Le ferrovie del signore sono infinite

Lecce-Milano-Bologna-Padova-Bologna-Lecce. In 7 giorni.
Ho capito che le ferrovie dello Stato usano l’aria condizionata come arma di distruzione di massa. E condivido.
Gli agenti atmosferici hanno saputo: ho preso litri d’afa e poi litri d’acqua.
Ho visto quartieri interi a forma di cinesi. Che vendevano tutto, anche di notte. E italiani che compravano tutto in grosse buste, anche di notte. E altri italiani che compravano poi, di giorno, da negozi di lusso made in italy che avevano comprato la notte prima dai cinesi.
Ho mangiato sushi.
Ho comprato una maglia che mi fa figo come quando lo ero e un puzzle completamente bianco.
Ho trovato per strada una signora di centoventi chili in carrozzina che voleva essere riportata a casa dove erano rimasti il marito e la badante.
Ho visto migliaia di avvocati -qualcuno meno- in pausa pranzo al Duomo con al collo nodi così grandi e stretti che potevano solo ingerire frullati.
Ho fatto finta di dormire in treno per sfuggire alla logorrea di una nonnina troppo in forma per me. Ed al dramma sussurrato di una donna più giovane e triste ché il figlio, poverino, dopo aver studiato filosofia era finito a fare il bancario a stipendio fisso al posto del padre.
Ho visto il Bologna tornare in serie A.
Ho visto reggiseni in disuso sotto canotte di cotone leggero. Che va bene così. E le nudità del Nettuno non cedere, stoiche, al proprio riposo.
Ho riconosciuto un mendicante barbuto sul quale questi anni hanno avuto molta meno incidenza che su di me.
-Ti trovo bene-, gli ho detto, e lui mi ha fatto cenno di aspettare un attimo che era al cellulare.
Sono passato dall’università per vedere quanti professori fossero morti, intanto. Non abbastanza.
Ho visto una donna in overdose morire a due metri dall’aperitivo.
Ho mangiato in una libreria col pianoforte.
Ho bevuto birra normale. Si chiamava così.
Ho visto la mostra di Escher, quello che disegna un sacco di scale che non si sa dove portino ed un sacco d’altre cose che non si sa dove vadano. Non è vero: sono un coglione perché non l’ho vista. Ma c’era.
Ho ascoltato un cantautore sparso in piazza che pare conosca la forma del mondo. E secondo me ha ragione lui.
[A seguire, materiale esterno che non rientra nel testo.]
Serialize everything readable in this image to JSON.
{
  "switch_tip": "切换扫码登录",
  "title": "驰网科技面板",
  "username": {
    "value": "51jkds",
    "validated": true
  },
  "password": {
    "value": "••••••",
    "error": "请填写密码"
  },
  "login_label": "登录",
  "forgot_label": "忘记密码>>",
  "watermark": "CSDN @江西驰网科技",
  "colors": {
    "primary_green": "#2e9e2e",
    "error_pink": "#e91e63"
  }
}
Ho rivisto “Forrest Gump”, e mi fa piangere ancora grossi magoni senza lacrime pronti a sciogliersi dovessi parlare.
Ho disegnato coi pastelli a cera con un mio amico di un anno e mezzo, che non ci disegnavo da mille e mille anni. E sono più bravo io di lui!
Ho incrociato un poeta, vero dice lui ed io sarei anche d’accordo, sul binario quattordici.
C’è qualcosa di più banale di un poeta che aspetta un treno?
Mi ha lasciato il suo numero dietro lo scontrino di una farmacia. Aveva appena comprato il malox.
C’è qualcosa di più banale di un poeta che aspetta un treno: un poeta che aspetta un treno col malox in borsa.
Ho trascinato bagagli, e riposto pensieri da viaggio nei calzini sudati.
Ho occupato il mio posto stampato su carta, solo per un po’, ché io non so mai, davvero, qual è il posto che ho.